Quorum Court

County Judge Doug Fields presides at his first meeting with the Columbia County Quorum Court.

The first meeting of the Quorum Court of Columbia County of 2023 dealt mostly with minor housekeeping items and honoring the service of elected officials who have left office.

One procedural change will be the meeting time, which will now be 5 p.m. on the second Monday of each month at the courthouse, instead of the first Monday of the month.

Columbia County Judge Doug Fields said he would like meetings to be more informative than in the past.

“I want to get more information out instead of people walking away without knowing what is going on,” he said.

Another change Fields made is switching Justices of the Peace from their former committees to new ones. The committees of the Quorum Court are Jail, Building, Finance, Personnel, Solid Waste and Rescue Truck.

“I wanted to change committees to put new eyes on the areas because some of them have been on the same committees for a while,” he said.

The Quorum Court handed out certifications of appreciation to several retired former county workers. They passed a resolution saying goodbye to 12-year Columbia County Sheriff Mike Loe, who was the longest serving sheriff in the county’s history, beginning his term on January 1, 2011. Loe is now serving as Justice of the Peace District 11 so he will continue to work for the county in this respect.

Along with Loe, the court passed a resolution of appreciation for the service of Rhonda Rolan who served as Columbia County Librarian since October 1, 2013. Rolan asked Quorum Court members to continue supporting the library. She expressed the need for a replacement for her who would need to be a certified librarian and have the knowledge of how to go after critical library grants.

Rolan is known for her tireless efforts throughout the years to sustain and improve the library through numerous federal and state grants.

Also, on January 9, they passed a resolution honoring John Ed Gunnels, who retired in December from the Columbia County Rural Development Authority. Gunnels began working for the county on January 1, 2007.

Since December 2020, Gunnels had been working with the state to help fight the invasive plant species giant salvinia at Lake Columbia. The plants spread across the lake and had to be eradicated. They were suspected to have come from other fishermen in Texas and Louisiana who traveled to Lake Columbia to fish.

Since March 3, 2020, Denny Foster has been Columbia County Judge and his term expired Dec. 31, 2022. His work was honored by the members of the Quorum Court. Foster has over 18 years of law enforcement experience on county and state levels.

Foster was appointed as interim Columbia County Sheriff in July 2009 after former Sheriff Calvin Knighton passed away in the office with 17 months remaining on his term.

In addition, Quorum Court members thanked Justice of the Peace District 5 Rick Waller for his service since January 1, 2019, Justice of the Peace District 6 Greg Sanders for his service since January 1, 2021, and Justice of the Peace District 11 Jenny Marie Whitehead for her service.

The District 5 seat now belongs to Jeremy Langley of Emerson. The District 6 seat now belongs to Shaun Dodson of Taylor. The district 11 seat now belongs to Loe of Magnolia.

Another item on the agenda was passing a resolution and ordinance, “establishing the rules of procedure for transacting business at all regular and special sessions of the Quorum Court of Columbia County.”

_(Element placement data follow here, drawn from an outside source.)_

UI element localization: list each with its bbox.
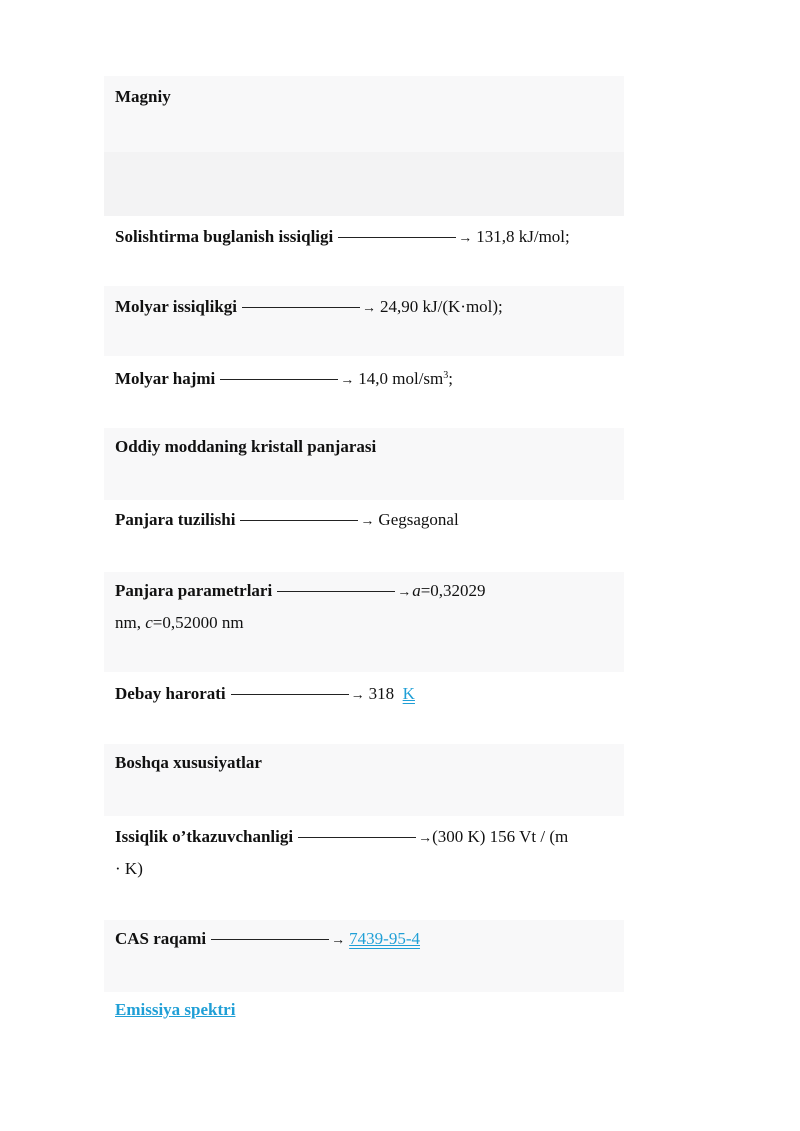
- label-thermal-conductivity: Issiqlik o’tkazuvchanligi: [115, 827, 294, 846]
- heading-band-lower: [104, 152, 624, 216]
- row-lattice-params: [115, 581, 486, 603]
- value-suffix: ;: [448, 369, 454, 388]
- row-debye: [115, 684, 415, 706]
- row-molar-heat: [115, 297, 503, 319]
- arrow-icon: →: [350, 688, 365, 703]
- leader-line: [277, 591, 395, 592]
- row-lattice-params-cont: [115, 613, 244, 633]
- row-evaporation: [115, 227, 570, 249]
- section-lattice: [115, 437, 376, 457]
- a-value: =0,32029: [420, 581, 486, 600]
- element-name: Magniy: [115, 87, 171, 106]
- leader-line: [242, 307, 360, 308]
- value-evaporation: 131,8 kJ/mol;: [476, 227, 570, 246]
- nm-prefix: nm,: [115, 613, 146, 632]
- row-cas: [115, 929, 420, 951]
- leader-line: [298, 837, 416, 838]
- row-thermal-conductivity: [115, 827, 568, 849]
- c-symbol: c: [145, 613, 153, 632]
- row-thermal-conductivity-cont: [115, 859, 143, 879]
- element-heading: [115, 87, 171, 107]
- label-lattice-structure: Panjara tuzilishi: [115, 510, 236, 529]
- value-molar-heat: 24,90 kJ/(K·mol);: [380, 297, 503, 316]
- a-symbol: a: [412, 581, 421, 600]
- kelvin-link[interactable]: K: [402, 684, 415, 703]
- arrow-icon: →: [360, 514, 375, 529]
- row-molar-volume: [115, 369, 453, 391]
- arrow-icon: →: [362, 301, 377, 316]
- section-other-title: Boshqa xususiyatlar: [115, 753, 262, 772]
- label-molar-heat: Molyar issiqlikgi: [115, 297, 238, 316]
- label-debye: Debay harorati: [115, 684, 226, 703]
- arrow-icon: →: [397, 585, 412, 600]
- label-lattice-params: Panjara parametrlari: [115, 581, 273, 600]
- section-lattice-title: Oddiy moddaning kristall panjarasi: [115, 437, 377, 456]
- arrow-icon: →: [331, 933, 346, 948]
- superscript: 3: [443, 370, 449, 381]
- emission-spectrum-link[interactable]: Emissiya spektri: [115, 1000, 236, 1019]
- c-value: =0,52000 nm: [152, 613, 244, 632]
- leader-line: [231, 694, 349, 695]
- value-molar-volume: 14,0 mol/sm: [358, 369, 444, 388]
- value-lattice-structure: Gegsagonal: [378, 510, 459, 529]
- leader-line: [211, 939, 329, 940]
- leader-line: [220, 379, 338, 380]
- arrow-icon: →: [340, 373, 355, 388]
- row-lattice-structure: [115, 510, 459, 532]
- label-evaporation: Solishtirma buglanish issiqligi: [115, 227, 334, 246]
- value-thermal-conductivity-cont: · K): [115, 859, 143, 878]
- leader-line: [240, 520, 358, 521]
- label-molar-volume: Molyar hajmi: [115, 369, 216, 388]
- leader-line: [338, 237, 456, 238]
- value-thermal-conductivity: (300 K) 156 Vt / (m: [432, 827, 569, 846]
- arrow-icon: →: [458, 231, 473, 246]
- section-other: [115, 753, 262, 773]
- label-cas: CAS raqami: [115, 929, 207, 948]
- cas-link[interactable]: 7439-95-4: [349, 929, 420, 948]
- value-debye: 318: [368, 684, 395, 703]
- row-emission: [115, 1000, 235, 1020]
- heading-band: [104, 76, 624, 152]
- arrow-icon: →: [418, 831, 433, 846]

Fields said this ordinance is something passed by the court at the first of the year each year to assure everyone is familiar with the procedures of the meetings.

According to Ordinance No. 2023-1 passed by the members of the court, the rules of procedures for transacting business at all regular and special sessions of the court shall be Robert’s Rules of Order, Newly Revised, except when they are in conflict with the general laws of the state.

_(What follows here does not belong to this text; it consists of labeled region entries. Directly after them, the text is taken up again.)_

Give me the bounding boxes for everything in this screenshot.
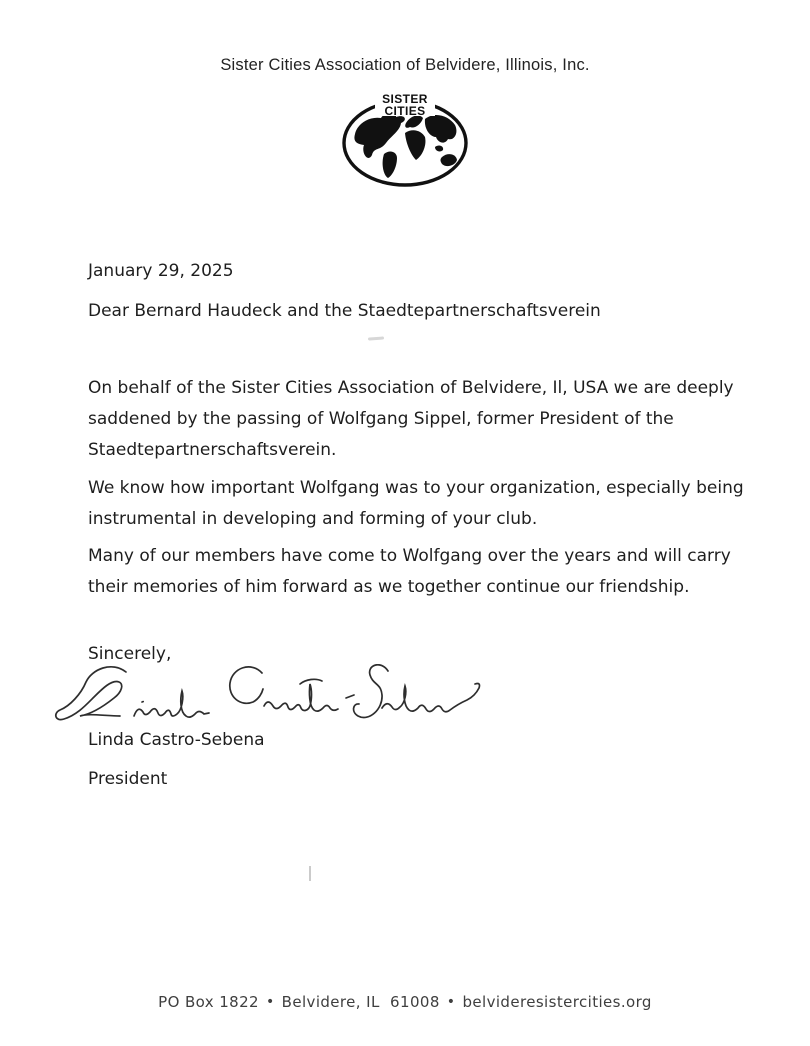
- body-paragraph: We know how important Wolfgang was to your organization, especially being instrumental in developing and forming of your club.: [88, 478, 744, 529]
- footer-address-line: [0, 993, 810, 1011]
- org-name-heading: Sister Cities Association of Belvidere, Illinois, Inc.: [220, 56, 590, 74]
- handwritten-signature: [54, 664, 486, 730]
- salutation-line: Dear Bernard Haudeck and the Staedtepartnerschaftsverein: [88, 301, 601, 321]
- sister-cities-logo: [339, 92, 471, 188]
- footer-location: Belvidere, IL 61008: [281, 993, 440, 1011]
- footer-po-box: PO Box 1822: [158, 993, 259, 1011]
- body-paragraph: On behalf of the Sister Cities Association of Belvidere, Il, USA we are deeply saddened by the passing of Wolfgang Sippel, former President of the Staedtepartnerschaftsverein.: [88, 378, 734, 460]
- bullet-separator: •: [446, 994, 456, 1010]
- closing-line: Sincerely,: [88, 644, 172, 664]
- signer-title: President: [88, 769, 168, 789]
- letter-body: [88, 256, 748, 795]
- world-map-icon: [339, 92, 471, 188]
- body-paragraph: Many of our members have come to Wolfgang over the years and will carry their memories of him forward as we together continue our friendship.: [88, 546, 731, 597]
- bullet-separator: •: [265, 994, 275, 1010]
- scan-artifact: [309, 866, 311, 881]
- logo-word-cities: CITIES: [384, 104, 426, 118]
- footer-website: belvideresistercities.org: [462, 993, 652, 1011]
- letter-date: January 29, 2025: [88, 261, 234, 281]
- logo-word-sister: SISTER: [382, 92, 428, 106]
- signer-name: Linda Castro-Sebena: [88, 730, 265, 750]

The ordinance also reads that Quorum Court may, “at any regular meeting, revise or modify these rules or adopt new rules by a majority of the full membership.”

Under the heading of agenda in the ordinance it reads that three members of the Quorum Court and the county judge may jointly submit items after the agenda closes, if it is considered to be in the best interest of the county. The agenda shall close at 4:30 p.m. three business days preceding any regular or special called meeting of the quorum court.

The ordinance also reads that meetings of the quorum court shall conform to the Arkansas Freedom of Information Act, according to this section.

Fields said something he wants to make sure the Quorum Court is following is all the mandates set by state law for open meetings and that is why he handed out handheld pocket guides explaining procedural guides for Quorum Court meetings.

“I want to be more open and I think a part of that is communicating more on social media and putting items on our Facebook page. And we want to communicate to the public and get their input and have a presence there.”

In terms of making public comments at a meeting, which has sometimes been an issue brought up by the public in times of dissension, Fields said he will ask for public comment after the adjournment of each meeting. However, if a member of the public wants to speak about a specific item on the agenda during a meeting, they must come to the county judge’s office before the meeting to fill out a form and get approved to speak at that meeting.

Also at their first meeting of 2023, the Quorum Court passed a resolution to enter a contract of obligation with the Department of Environmental Quality. This is a standard obligation to manage the landfill and happens each year, Fields said.